Justin specialises in systems biology and the analysis of omics data
Justin's research interests lie within the intersection of metabolism, bioinformatics, and mathematical modelling. He has broad research interests in probabilistic approaches to analyse different types of high-throughput data and their applications for understanding cellular metabolism. Justin is currently working at IDEA Bio, a synthetic biology service, developing computational pipelines and methods to guide rational design for the enhanced production of biologically-based products. Justin completed his PhD in biochemistry with a specialisation in bioinformatics at the University of Ottawa (Canada) in 2025, where he developed Markov chain-based methods to analyse large-scale metabolic flux networks. His MSc, also completed at the University of Ottawa, focused on developing Bayesian methods to identify lipid subclasses from liquid chromatography coupled to tandem mass spectrometry (LC-MS) data. Justin's honours thesis quantified statistical biases of common peak callers on 100 chromatin immunoprecipitation followed by high-throughput sequencing (ChIP-seq) datasets from the ENCODE Consortium, and proposed a statistical recalibration procedure to reduce false positive protein-DNA binding sites.
Key Publications
Chitpin JG and Perkins TJ: A Markov constraint to uniquely identify elementary flux mode weights in unimolecular metabolic networks, Journal of Theoretical Biology, 2023.

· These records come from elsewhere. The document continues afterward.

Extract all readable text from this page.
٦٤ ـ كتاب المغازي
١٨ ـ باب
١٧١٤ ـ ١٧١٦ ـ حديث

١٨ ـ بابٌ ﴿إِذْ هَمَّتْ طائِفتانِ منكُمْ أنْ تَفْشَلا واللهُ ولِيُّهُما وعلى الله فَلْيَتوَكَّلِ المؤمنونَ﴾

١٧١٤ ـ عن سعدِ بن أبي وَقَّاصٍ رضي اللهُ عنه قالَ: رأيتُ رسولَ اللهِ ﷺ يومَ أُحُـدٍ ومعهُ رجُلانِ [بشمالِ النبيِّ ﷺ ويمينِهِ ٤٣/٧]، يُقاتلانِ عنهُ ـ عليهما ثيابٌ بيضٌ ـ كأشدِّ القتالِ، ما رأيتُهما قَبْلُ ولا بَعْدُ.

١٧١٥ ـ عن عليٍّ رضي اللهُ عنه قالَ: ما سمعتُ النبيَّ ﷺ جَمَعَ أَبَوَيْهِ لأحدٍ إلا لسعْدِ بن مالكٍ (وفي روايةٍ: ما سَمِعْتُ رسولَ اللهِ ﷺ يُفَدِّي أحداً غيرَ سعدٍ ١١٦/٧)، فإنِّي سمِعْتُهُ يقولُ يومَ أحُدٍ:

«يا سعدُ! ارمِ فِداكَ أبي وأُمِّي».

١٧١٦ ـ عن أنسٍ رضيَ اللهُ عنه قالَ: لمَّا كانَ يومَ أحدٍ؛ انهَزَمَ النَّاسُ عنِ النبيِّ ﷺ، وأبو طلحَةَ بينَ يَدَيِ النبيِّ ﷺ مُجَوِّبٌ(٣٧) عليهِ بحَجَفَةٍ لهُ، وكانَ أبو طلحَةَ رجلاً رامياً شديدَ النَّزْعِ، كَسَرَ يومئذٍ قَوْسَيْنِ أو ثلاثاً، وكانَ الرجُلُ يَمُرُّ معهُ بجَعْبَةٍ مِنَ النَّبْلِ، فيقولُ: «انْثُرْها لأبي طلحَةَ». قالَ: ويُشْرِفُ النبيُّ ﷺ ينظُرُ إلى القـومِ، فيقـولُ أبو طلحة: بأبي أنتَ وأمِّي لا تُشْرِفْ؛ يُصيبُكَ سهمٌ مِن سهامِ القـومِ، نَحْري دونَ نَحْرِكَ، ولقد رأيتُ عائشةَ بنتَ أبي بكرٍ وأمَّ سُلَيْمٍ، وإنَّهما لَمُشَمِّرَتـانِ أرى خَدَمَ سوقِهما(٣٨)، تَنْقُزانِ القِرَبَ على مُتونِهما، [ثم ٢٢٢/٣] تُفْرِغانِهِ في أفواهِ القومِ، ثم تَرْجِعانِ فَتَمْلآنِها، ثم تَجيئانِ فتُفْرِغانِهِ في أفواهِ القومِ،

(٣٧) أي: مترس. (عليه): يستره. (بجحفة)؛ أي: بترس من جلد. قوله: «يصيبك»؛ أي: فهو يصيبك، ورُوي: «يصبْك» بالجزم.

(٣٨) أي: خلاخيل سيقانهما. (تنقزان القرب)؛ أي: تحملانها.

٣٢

Chitpin JG, Surendra A, Nguyen TT, Taylor GP, Xu H, Alecu I, Ortega R, Tomlinson JJ, Crawley AM, McGuinty M, Schlossmacher MG, Saunders-Pullman R, Cuperlovic-Culf M, Bennett AL, Perkins TJ: BATL: Bayesian annotations for targeted lipidomics, Bioinformatics, 2022.
Chitpin JG, Awdeh A, Perkins TJ: RECAP reveals the true statistical significance of ChIP-seq peak calls, Bioinformatics, 2019.